Können sich Nachhaltigkeit nur die Großen leisten?

Können sich also nur die Großen Nachhaltigkeit leisten? Mitnichten: Beispiele der Internetplattform „Kompass Nachhaltigkeit“ – einem Kooperationsprojekt von Engagement Global und der Deutschen Gesellschaft für internationale Zusammenarbeit (GIZ) im Auftrag des BMZ – zeigen, wie auch KMU soziale und ökologische Belange im öffentlichen Einkauf zu berücksichtigen wissen. Ob Konfektionär Bierbaum Proenen, der sich für faire Arbeitsbedingungen und Transparenz in der Lieferkette einsetzt, oder Tiefkühlproduzent Frosta, der seit 2003 konsequent auf Zusatzstoffe verzichtet – es finden sich zahlreiche Beispiele gelebter Nachhaltigkeit. Nur eben vielleicht in überschaubarerem Ausmaß, als es bei den Großen der Tech-Branche der Fall ist. Das tut dem Ganzen jedoch keinen Abbruch. Denn: „Jede Organisation hat passende Hebel, um Nachhaltigkeit voranzubringen – man muss sie nur betätigen“, unterstreicht Milan Sallaba, Partner und Leiter des Technology Sektors bei Deloitte.

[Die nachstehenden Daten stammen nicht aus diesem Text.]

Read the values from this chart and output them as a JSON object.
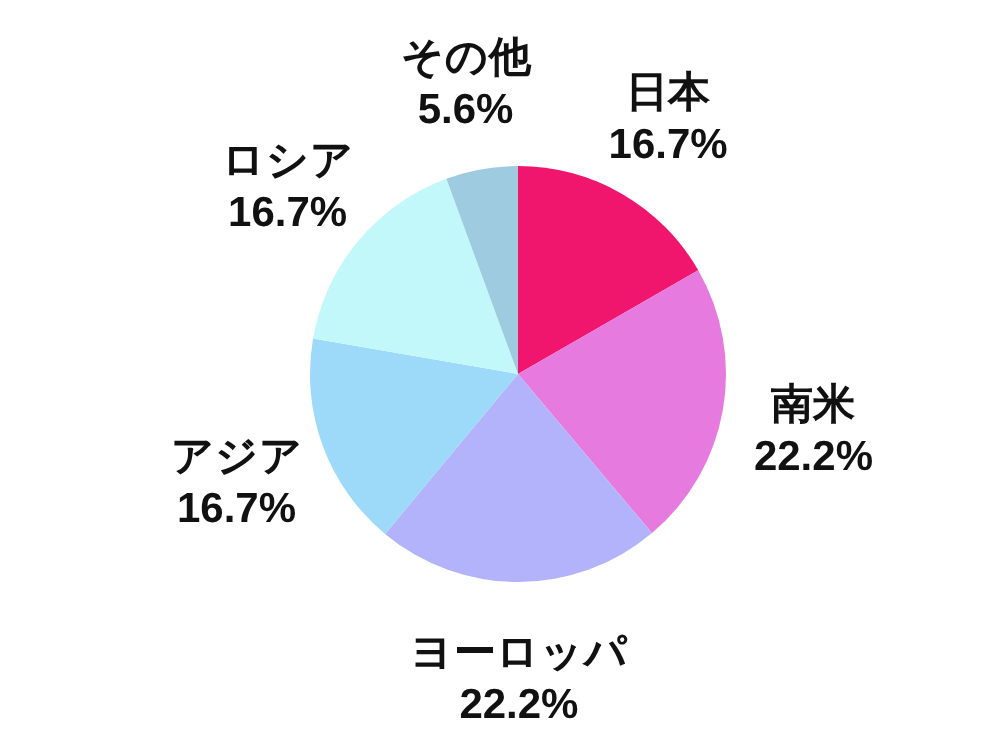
{
  "chart_data": {
    "type": "pie",
    "categories": [
      "日本",
      "南米",
      "ヨーロッパ",
      "アジア",
      "ロシア",
      "その他"
    ],
    "values": [
      16.7,
      22.2,
      22.2,
      16.7,
      16.7,
      5.6
    ],
    "colors": [
      "#f0166e",
      "#e67adf",
      "#b3b3fb",
      "#9dd9f8",
      "#c3f8fb",
      "#9fcbe0"
    ],
    "value_labels": [
      "16.7%",
      "22.2%",
      "22.2%",
      "16.7%",
      "16.7%",
      "5.6%"
    ]
  }
}
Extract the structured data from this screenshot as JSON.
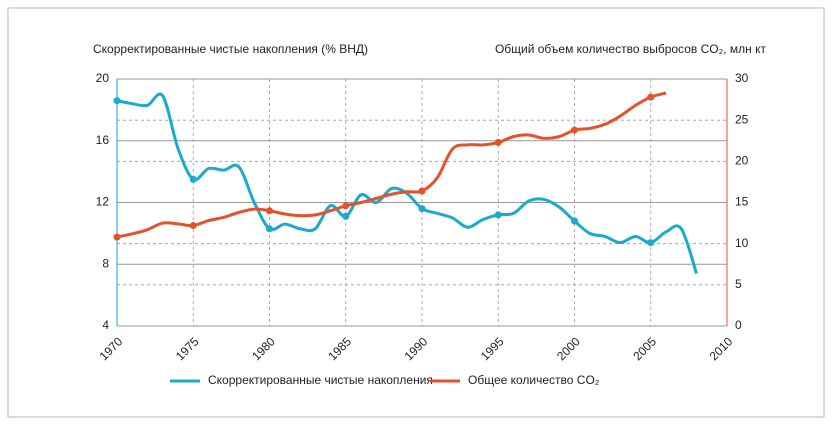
{
  "chart_data": {
    "type": "line",
    "y_label": "Скорректированные чистые накопления (% ВНД)",
    "y2_label": "Общий объем количество выбросов CO₂, млн кт",
    "x": [
      1970,
      1971,
      1972,
      1973,
      1974,
      1975,
      1976,
      1977,
      1978,
      1979,
      1980,
      1981,
      1982,
      1983,
      1984,
      1985,
      1986,
      1987,
      1988,
      1989,
      1990,
      1991,
      1992,
      1993,
      1994,
      1995,
      1996,
      1997,
      1998,
      1999,
      2000,
      2001,
      2002,
      2003,
      2004,
      2005,
      2006,
      2007,
      2008
    ],
    "xlim": [
      1970,
      2010
    ],
    "xticks": [
      1970,
      1975,
      1980,
      1985,
      1990,
      1995,
      2000,
      2005,
      2010
    ],
    "ylim": [
      4,
      20
    ],
    "yticks": [
      4,
      8,
      12,
      16,
      20
    ],
    "y2lim": [
      0,
      30
    ],
    "y2ticks": [
      0,
      5,
      10,
      15,
      20,
      25,
      30
    ],
    "grid": true,
    "legend": "bottom",
    "series": [
      {
        "name": "Скорректированные чистые накопления",
        "color": "#1ba9cc",
        "values": [
          18.6,
          18.4,
          18.3,
          18.9,
          15.5,
          13.5,
          14.2,
          14.1,
          14.3,
          12.0,
          10.3,
          10.6,
          10.3,
          10.3,
          11.8,
          11.1,
          12.5,
          12.0,
          12.9,
          12.6,
          11.6,
          11.3,
          11.0,
          10.4,
          10.9,
          11.2,
          11.3,
          12.1,
          12.2,
          11.7,
          10.8,
          10.0,
          9.8,
          9.4,
          9.8,
          9.4,
          10.1,
          10.3,
          7.4
        ]
      },
      {
        "name": "Общее количество CO₂",
        "color": "#e5512a",
        "axis": "y2",
        "values": [
          10.8,
          11.2,
          11.7,
          12.5,
          12.4,
          12.2,
          12.8,
          13.2,
          13.8,
          14.2,
          14.0,
          13.6,
          13.4,
          13.5,
          14.0,
          14.6,
          15.0,
          15.5,
          16.0,
          16.3,
          16.4,
          18.0,
          21.5,
          22.0,
          22.0,
          22.3,
          23.0,
          23.2,
          22.8,
          23.0,
          23.8,
          24.0,
          24.5,
          25.5,
          26.8,
          27.8,
          28.3,
          null,
          null
        ]
      }
    ]
  }
}
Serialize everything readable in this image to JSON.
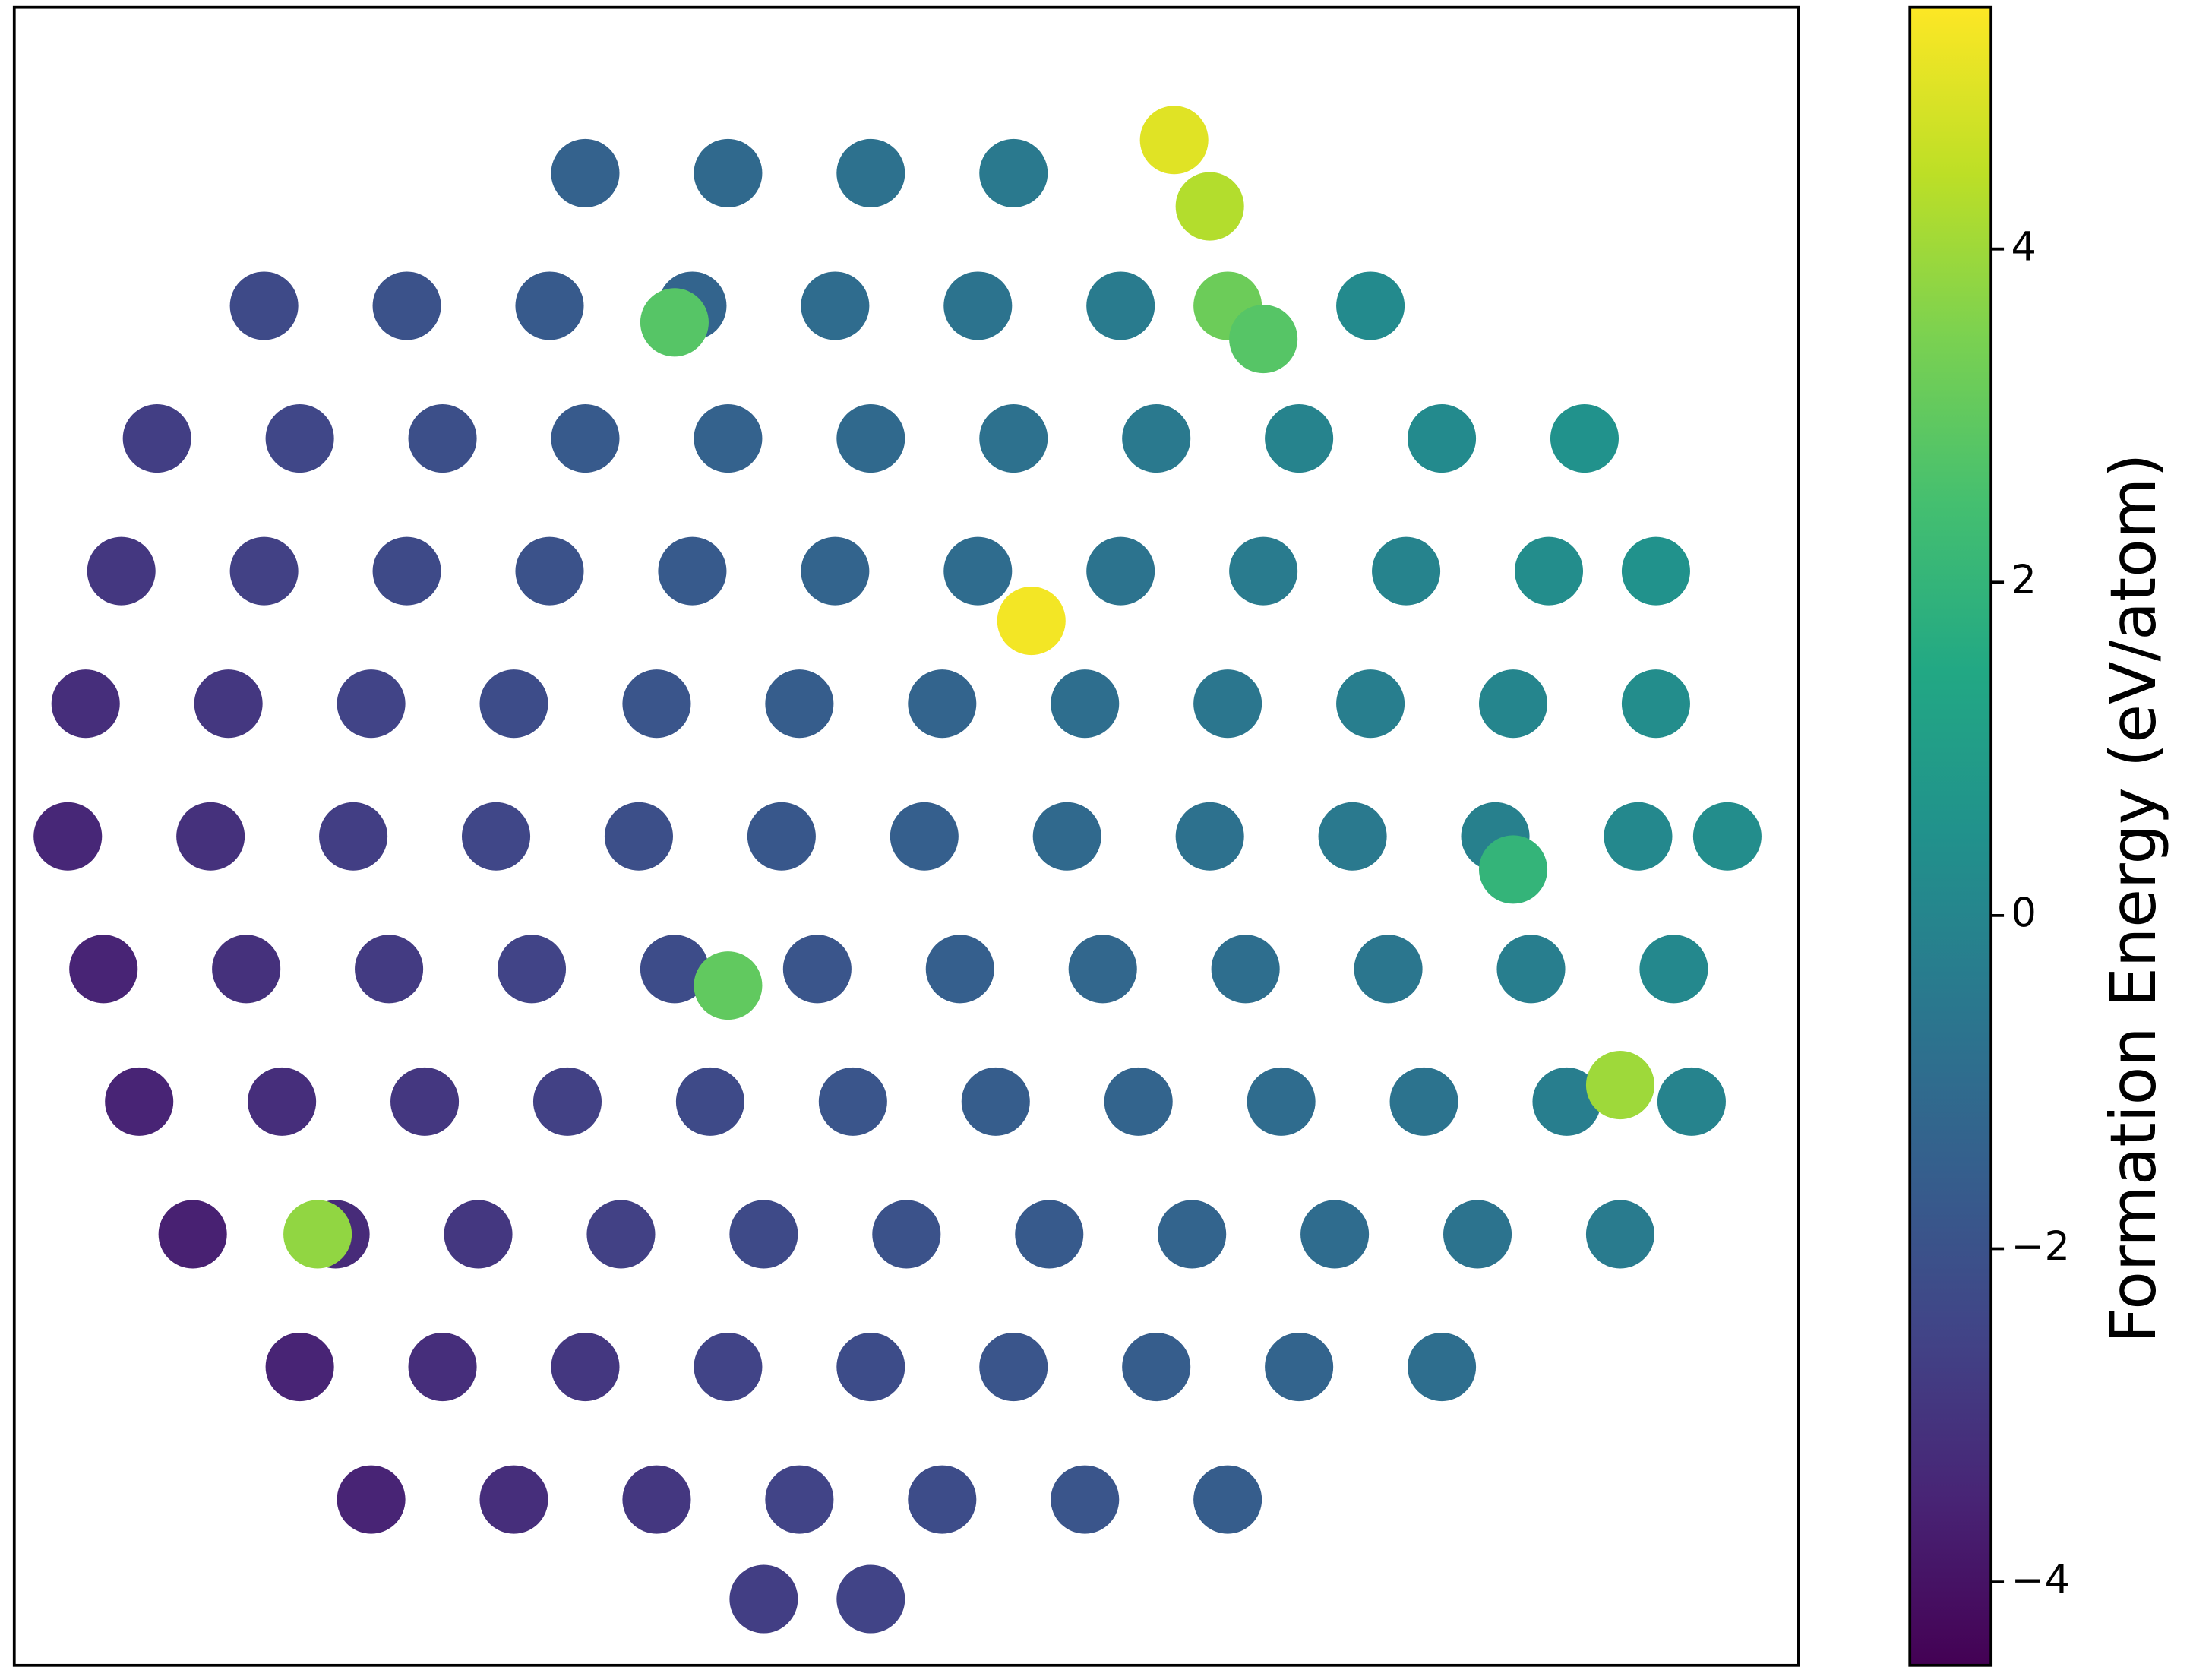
{
  "chart_data": {
    "type": "scatter",
    "colormap": "viridis",
    "xlim": [
      0,
      100
    ],
    "ylim": [
      0,
      100
    ],
    "x": [
      32,
      40,
      48,
      56,
      14,
      22,
      30,
      38,
      46,
      54,
      62,
      76,
      8,
      16,
      24,
      32,
      40,
      48,
      56,
      64,
      72,
      80,
      88,
      6,
      14,
      22,
      30,
      38,
      46,
      54,
      62,
      70,
      78,
      86,
      92,
      4,
      12,
      20,
      28,
      36,
      44,
      52,
      60,
      68,
      76,
      84,
      92,
      3,
      11,
      19,
      27,
      35,
      43,
      51,
      59,
      67,
      75,
      83,
      91,
      96,
      5,
      13,
      21,
      29,
      37,
      45,
      53,
      61,
      69,
      77,
      85,
      93,
      7,
      15,
      23,
      31,
      39,
      47,
      55,
      63,
      71,
      79,
      87,
      94,
      10,
      18,
      26,
      34,
      42,
      50,
      58,
      66,
      74,
      82,
      90,
      16,
      24,
      32,
      40,
      48,
      56,
      64,
      72,
      80,
      20,
      28,
      36,
      44,
      52,
      60,
      68,
      42,
      48,
      65,
      67,
      68,
      70,
      57,
      40,
      37,
      17,
      90,
      84
    ],
    "values": [
      90,
      90,
      90,
      90,
      82,
      82,
      82,
      82,
      82,
      82,
      82,
      82,
      74,
      74,
      74,
      74,
      74,
      74,
      74,
      74,
      74,
      74,
      74,
      66,
      66,
      66,
      66,
      66,
      66,
      66,
      66,
      66,
      66,
      66,
      66,
      58,
      58,
      58,
      58,
      58,
      58,
      58,
      58,
      58,
      58,
      58,
      58,
      50,
      50,
      50,
      50,
      50,
      50,
      50,
      50,
      50,
      50,
      50,
      50,
      50,
      42,
      42,
      42,
      42,
      42,
      42,
      42,
      42,
      42,
      42,
      42,
      42,
      34,
      34,
      34,
      34,
      34,
      34,
      34,
      34,
      34,
      34,
      34,
      34,
      26,
      26,
      26,
      26,
      26,
      26,
      26,
      26,
      26,
      26,
      26,
      18,
      18,
      18,
      18,
      18,
      18,
      18,
      18,
      18,
      10,
      10,
      10,
      10,
      10,
      10,
      10,
      4,
      4,
      92,
      88,
      82,
      80,
      63,
      41,
      81,
      26,
      35,
      48
    ],
    "color_values": [
      -1.4,
      -1.1,
      -0.8,
      -0.5,
      -2.3,
      -2.0,
      -1.7,
      -1.3,
      -1.0,
      -0.7,
      -0.4,
      0.2,
      -2.7,
      -2.4,
      -2.1,
      -1.7,
      -1.4,
      -1.1,
      -0.8,
      -0.5,
      -0.1,
      0.2,
      0.5,
      -2.9,
      -2.6,
      -2.3,
      -2.0,
      -1.7,
      -1.3,
      -1.0,
      -0.7,
      -0.4,
      -0.1,
      0.3,
      0.5,
      -3.2,
      -2.9,
      -2.5,
      -2.2,
      -1.9,
      -1.6,
      -1.3,
      -0.9,
      -0.6,
      -0.3,
      0.0,
      0.3,
      -3.4,
      -3.1,
      -2.7,
      -2.4,
      -2.1,
      -1.8,
      -1.5,
      -1.1,
      -0.8,
      -0.5,
      -0.2,
      0.1,
      0.3,
      -3.5,
      -3.1,
      -2.8,
      -2.5,
      -2.2,
      -1.9,
      -1.5,
      -1.2,
      -0.9,
      -0.6,
      -0.3,
      0.1,
      -3.5,
      -3.2,
      -2.9,
      -2.6,
      -2.3,
      -1.9,
      -1.6,
      -1.3,
      -1.0,
      -0.7,
      -0.3,
      -0.1,
      -3.6,
      -3.3,
      -2.9,
      -2.6,
      -2.3,
      -2.0,
      -1.7,
      -1.3,
      -1.0,
      -0.7,
      -0.4,
      -3.5,
      -3.2,
      -2.9,
      -2.5,
      -2.2,
      -1.9,
      -1.6,
      -1.3,
      -0.9,
      -3.5,
      -3.2,
      -2.9,
      -2.5,
      -2.2,
      -1.9,
      -1.6,
      -2.7,
      -2.5,
      5.0,
      4.3,
      3.2,
      2.8,
      5.3,
      3.0,
      2.8,
      3.8,
      4.0,
      2.0
    ],
    "colorbar_label": "Formation Energy (eV/atom)",
    "clim": [
      -4.5,
      5.45
    ],
    "colorbar_ticks": [
      {
        "value": -4,
        "label": "−4"
      },
      {
        "value": -2,
        "label": "−2"
      },
      0,
      2,
      4
    ]
  }
}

Das erwähnte Umsetzungsproblem beim Thema Nachhaltigkeit ziehe sich trotzdem durch die ganze Branche. Angemerkt sei allerdings auch, dass erfahrungsgemäß die Anpassung eingefahrener Systeme und Routinen in Unternehmen häufig ein langwieriger und komplexer Prozess ist. Veränderung braucht eben Zeit. Und wenn möglich auch den richtigen Anstoß, will man wirklich etwas (auf Dauer) bewirken.

Das Richtige aus den falschen Gründen?

So hat die Deloitte-Umfrage auch ergeben, dass Nachhaltigkeit zwar von vielen Tech-Unternehmen vorangetrieben wird, dies jedoch – wie in anderen Branchen auch – derzeit noch vor allem aus wirtschaftlichem Nutzen heraus geschieht. 57 Prozent der befragten Experten nannten die Senkung von Betriebskosten als wesentlichen Treiber ihrer Nachhaltigkeitsinitiativen. 47 Prozent erhoffen sich die Eroberung neuer Märkte und 42 Prozent reagieren auf die Nachfragen ihrer Kunden.

32 Prozent möchten die eigenen Mitarbeiter motivieren. Das Mindern von Klimarisiken (21 Prozent) und das intrinsische Engagement (6 Prozent) stehen hinten auf der Liste der Beweggründe. Und tatsächlich scheint sich diese Vorgehensweise zu bewähren. Nachhaltigkeitsinitiativen zahlen sich aus: 84 Prozent der Führungskräfte nehmen bereits heute positive Effekte ihrer Aktivitäten wahr. Überdurchschnittlich wirkungsvoll seien Initiativen im Bereich Software & Services.

Dass die Branche von Rohstoffen und Prozessen geprägt ist, die nicht besonders nachhaltig und in vielen Fällen auch noch schwer zu ersetzen sind, entpuppt sich in diesem Zusammenhang aber als besonderes Dilemma. Zieht dies doch häufig einen hohen Ressourcenverbrauch nach sich. Hier wird ein auf wirtschaftlichen Nutzen ausgerichteter Nachhaltigkeitsansatz nicht lange Bestand haben. Ein Umdenken im ganzheitlichen Rahmen ist gefragt: Weg von kritischen Rohstoffen, hin zu alternativen, „nachhaltigeren“ Lösungen. Das ist beileibe nichts, was sich von heute auf morgen lösen lässt. Doch erste Schritte in die richtige Richtung sind getan.